Sin el ánimo de polemizar con el distinguido historiador Luis Thielemann H., quien se ha referido críticamente a mi columna del 10 de septiembre sobre “El Discurso del Terror” y hasta concediéndole esa eventual abrumadora presencia del llamado “terrorismo del Estado” a la que hace referencia para Latinoamérica (y en todo el mundo, si me apura), quisiera insistir en algunos datos implícitos en la nota, sobre los cuales se pueda entender mejor el punto esbozado en aquella, aunque desde luego, reafirmando el principio de que “los actos criminales encaminados o calculados para provocar un estado de terror en el público general, un grupo de personas o personas particulares para propósitos políticos son injustificables en cualquier circunstancia, cualesquiera que sean las consideraciones políticas, filosóficas, ideológicas, raciales, étnicas, religiosas o de cualquier otra naturaleza que puedan ser invocadas para justificarlos (ONU-diciembre de 1996 “Medidas para eliminar el terrorismo internacional”, punto I.223).

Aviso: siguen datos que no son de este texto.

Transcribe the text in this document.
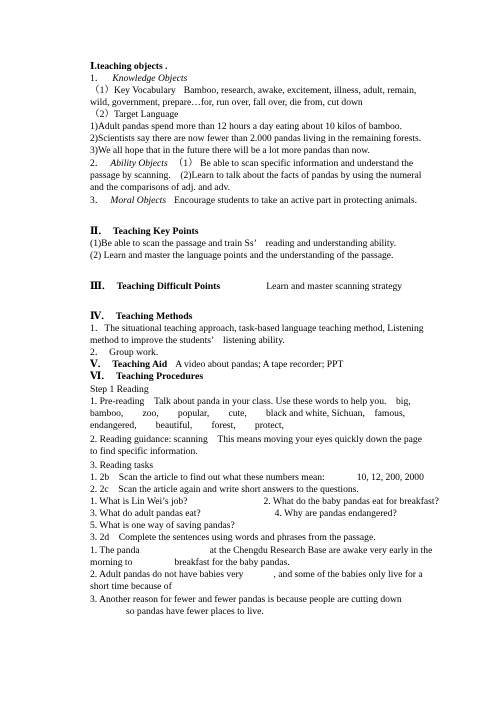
Ⅰ.teaching objects .
1． Knowledge Objects
（1）Key Vocabulary Bamboo, research, awake, excitement, illness, adult, remain,
wild, government, prepare…for, run over, fall over, die from, cut down
（2）Target Language
1)Adult pandas spend more than 12 hours a day eating about 10 kilos of bamboo.
2)Scientists say there are now fewer than 2.000 pandas living in the remaining forests.
3)We all hope that in the future there will be a lot more pandas than now.
2． Ability Objects （1） Be able to scan specific information and understand the
passage by scanning.　(2)Learn to talk about the facts of pandas by using the numeral
and the comparisons of adj. and adv.
3． Moral Objects Encourage students to take an active part in protecting animals.
Ⅱ．　Teaching Key Points
(1)Be able to scan the passage and train Ss’　reading and understanding ability.
(2) Learn and master the language points and the understanding of the passage.
Ⅲ．　Teaching Difficult Points	Learn and master scanning strategy
Ⅳ．　Teaching Methods
1．The situational teaching approach, task-based language teaching method, Listening
method to improve the students’　listening ability.
2．　Group work.
Ⅴ．　Teaching Aid A video about pandas; A tape recorder; PPT
Ⅵ．　Teaching Procedures
Step 1 Reading
1. Pre-reading　Talk about panda in your class. Use these words to help you.　big,
bamboo,　　zoo,　　popular,　　cute,　　black and white, Sichuan,　famous,
endangered,　　beautiful,　　forest,　　protect,
2. Reading guidance: scanning　This means moving your eyes quickly down the page
to find specific information.
3. Reading tasks
1. 2b　Scan the article to find out what these numbers mean:	10, 12, 200, 2000
2. 2c　Scan the article again and write short answers to the questions.
1. What is Lin Wei’s job?	2. What do the baby pandas eat for breakfast?
3. What do adult pandas eat?	4. Why are pandas endangered?
5. What is one way of saving pandas?
3. 2d　Complete the sentences using words and phrases from the passage.
1. The panda	at the Chengdu Research Base are awake very early in the
morning to	breakfast for the baby pandas.
2. Adult pandas do not have babies very	, and some of the babies only live for a
short time because of
3. Another reason for fewer and fewer pandas is because people are cutting down
so pandas have fewer places to live.
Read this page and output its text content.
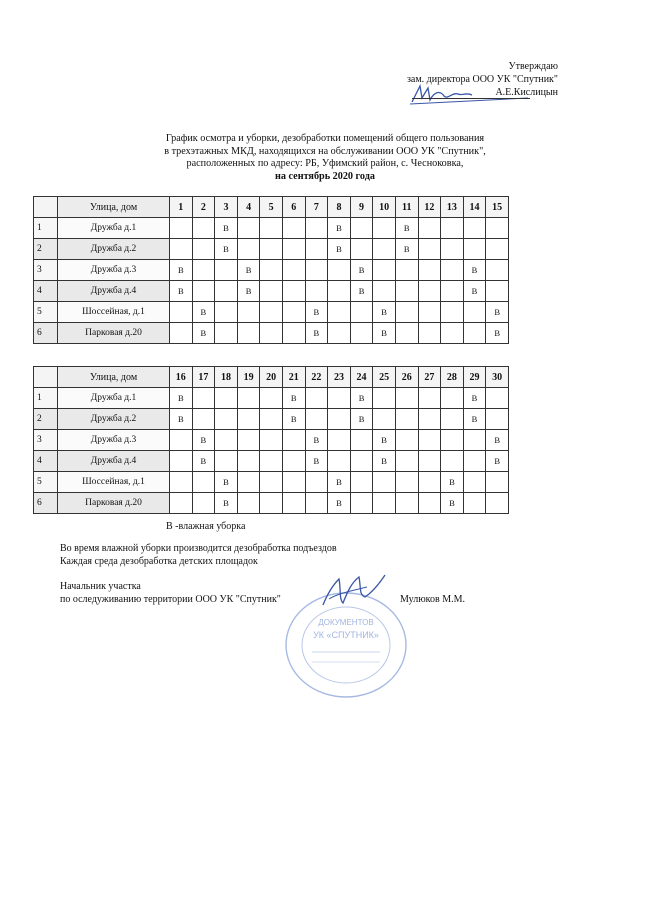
Утверждаю
зам. директора ООО УК "Спутник"
А.Е.Кислицын
График осмотра и уборки, дезобработки помещений общего пользования
в трехэтажных МКД, находящихся на обслуживании ООО УК "Спутник",
расположенных по адресу: РБ, Уфимский район, с. Чесноковка,
на сентябрь 2020 года
	Улица, дом	1	2	3	4	5	6	7	8	9	10	11	12	13	14	15
1	Дружба д.1			В					В			В				
2	Дружба д.2			В					В			В				
3	Дружба д.3	В			В					В					В	
4	Дружба д.4	В			В					В					В	
5	Шоссейная, д.1		В					В			В					В
6	Парковая д.20		В					В			В					В
	Улица, дом	16	17	18	19	20	21	22	23	24	25	26	27	28	29	30
1	Дружба д.1	В					В			В					В	
2	Дружба д.2	В					В			В					В	
3	Дружба д.3		В					В			В					В
4	Дружба д.4		В					В			В					В
5	Шоссейная, д.1			В					В					В		
6	Парковая д.20			В					В					В		
В -влажная уборка
Во время влажной уборки производится дезобработка подъездов
Каждая среда дезобработка детских площадок
Начальник участка
по оследуживанию территории ООО УК "Спутник"	Мулюков М.М.
ДОКУМЕНТОВ
УК «СПУТНИК»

En efecto, el término “terrorismo” tiene alcances difusos desde sus orígenes en las doctrinas del tiranicidio y derecho a la resistencia de San Isidoro de Sevilla (560-636) y Santo Tomás de Aquino (1225-1274) y efectivamente ha sido utilizado por Estados, gobiernos y grupos de poder de izquierdas y derechas como “herramienta arrojadiza” para desprestigiar determinadas acciones políticas violentas de sus respectivas oposiciones. Las aplicaciones del concepto muestran amplia polisemia no solo desde quien la califica, sino también desde quienes usan la violencia política pero no desean verse asimilados a esa categoría.

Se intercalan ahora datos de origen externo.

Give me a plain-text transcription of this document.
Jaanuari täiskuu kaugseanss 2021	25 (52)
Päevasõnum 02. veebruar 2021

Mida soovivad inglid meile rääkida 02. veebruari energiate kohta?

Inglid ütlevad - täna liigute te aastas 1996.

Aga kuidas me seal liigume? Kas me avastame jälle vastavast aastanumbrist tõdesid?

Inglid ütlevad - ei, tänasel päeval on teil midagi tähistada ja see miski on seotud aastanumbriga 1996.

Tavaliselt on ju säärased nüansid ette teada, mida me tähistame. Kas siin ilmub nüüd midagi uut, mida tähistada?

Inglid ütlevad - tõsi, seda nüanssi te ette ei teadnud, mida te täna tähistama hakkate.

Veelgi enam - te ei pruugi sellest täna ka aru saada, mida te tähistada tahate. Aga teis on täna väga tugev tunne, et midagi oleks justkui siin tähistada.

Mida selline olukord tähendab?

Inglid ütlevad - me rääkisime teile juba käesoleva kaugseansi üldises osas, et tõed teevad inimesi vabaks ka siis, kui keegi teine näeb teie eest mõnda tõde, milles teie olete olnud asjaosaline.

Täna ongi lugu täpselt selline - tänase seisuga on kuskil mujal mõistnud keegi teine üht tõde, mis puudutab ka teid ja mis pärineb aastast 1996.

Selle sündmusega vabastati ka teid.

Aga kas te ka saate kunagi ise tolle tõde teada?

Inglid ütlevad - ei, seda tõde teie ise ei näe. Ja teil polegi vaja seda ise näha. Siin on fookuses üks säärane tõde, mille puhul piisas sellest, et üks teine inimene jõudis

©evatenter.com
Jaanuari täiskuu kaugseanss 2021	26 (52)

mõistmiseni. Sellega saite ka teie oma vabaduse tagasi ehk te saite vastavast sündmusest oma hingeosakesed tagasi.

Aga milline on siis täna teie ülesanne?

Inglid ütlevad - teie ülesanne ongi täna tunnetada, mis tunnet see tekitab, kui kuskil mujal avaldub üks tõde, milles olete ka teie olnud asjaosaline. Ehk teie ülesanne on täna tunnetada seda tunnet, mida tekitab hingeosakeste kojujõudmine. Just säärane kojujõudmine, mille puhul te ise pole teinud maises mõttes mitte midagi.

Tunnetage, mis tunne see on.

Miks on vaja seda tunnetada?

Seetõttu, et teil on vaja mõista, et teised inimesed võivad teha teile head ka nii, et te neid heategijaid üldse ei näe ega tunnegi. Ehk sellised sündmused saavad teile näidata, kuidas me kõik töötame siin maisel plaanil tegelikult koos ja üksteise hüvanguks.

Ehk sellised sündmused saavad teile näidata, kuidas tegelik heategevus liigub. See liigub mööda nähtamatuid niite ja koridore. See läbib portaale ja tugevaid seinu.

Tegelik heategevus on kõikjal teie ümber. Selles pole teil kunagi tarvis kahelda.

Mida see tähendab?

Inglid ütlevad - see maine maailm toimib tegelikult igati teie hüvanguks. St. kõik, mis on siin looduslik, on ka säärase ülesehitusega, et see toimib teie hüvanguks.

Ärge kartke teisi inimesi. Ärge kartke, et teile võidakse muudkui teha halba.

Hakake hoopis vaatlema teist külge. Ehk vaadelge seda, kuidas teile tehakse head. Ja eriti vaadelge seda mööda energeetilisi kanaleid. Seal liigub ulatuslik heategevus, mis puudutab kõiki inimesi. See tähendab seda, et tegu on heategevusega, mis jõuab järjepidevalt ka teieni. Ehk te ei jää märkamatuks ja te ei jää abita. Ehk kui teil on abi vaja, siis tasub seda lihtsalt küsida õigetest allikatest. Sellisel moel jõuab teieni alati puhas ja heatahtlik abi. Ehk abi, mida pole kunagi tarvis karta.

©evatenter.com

Así y todo, no me confundo en el derecho de las personas que aman la libertad a defenderla incluso por las armas, siempre y cuando dicho método sea entendido como el último y único posible para enfrentar a un poder omnímodo, considerado mayoritariamente ilegítimo, y a condición que, en su pertinacia, dicho poder defienda su estatus con las armas descargadas contra su población civil. Thomas Jefferson decía que “el árbol de la libertad debe ser regado con la sangre de los patriotas y los tiranos”. El grito se repitió en Latinoamérica en sus luchas independentistas, pero obviamente aquellas no califican como “terroristas”.

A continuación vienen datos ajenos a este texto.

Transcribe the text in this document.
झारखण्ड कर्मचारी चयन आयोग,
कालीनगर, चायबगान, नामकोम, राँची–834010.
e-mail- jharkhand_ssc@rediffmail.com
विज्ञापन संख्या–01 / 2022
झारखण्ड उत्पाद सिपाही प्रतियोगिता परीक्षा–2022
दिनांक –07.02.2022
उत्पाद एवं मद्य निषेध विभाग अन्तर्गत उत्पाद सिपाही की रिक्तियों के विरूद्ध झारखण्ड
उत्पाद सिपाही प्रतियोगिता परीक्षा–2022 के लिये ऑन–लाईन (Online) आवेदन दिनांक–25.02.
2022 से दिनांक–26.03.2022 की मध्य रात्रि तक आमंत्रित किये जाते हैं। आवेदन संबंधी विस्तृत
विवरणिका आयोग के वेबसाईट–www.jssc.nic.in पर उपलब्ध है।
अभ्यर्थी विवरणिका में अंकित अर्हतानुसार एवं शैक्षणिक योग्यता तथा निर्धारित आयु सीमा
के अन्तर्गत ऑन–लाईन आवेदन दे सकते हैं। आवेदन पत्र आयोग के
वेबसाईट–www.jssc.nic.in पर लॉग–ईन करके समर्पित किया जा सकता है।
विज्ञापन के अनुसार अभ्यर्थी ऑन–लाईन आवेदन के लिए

[cita]Aclarando la subinterpretación del señor Thielemann sobre mi columna, no participo de ninguna conspiración mediática de disciplinamiento de la soberanía popular, aunque efectivamente no creo en que aquella soberanía deba expresarse en democracia a través de la violencia, pues existen los mecanismos, canales e instituciones para hacer llegar y valer los puntos de vista ciudadanos.[/cita]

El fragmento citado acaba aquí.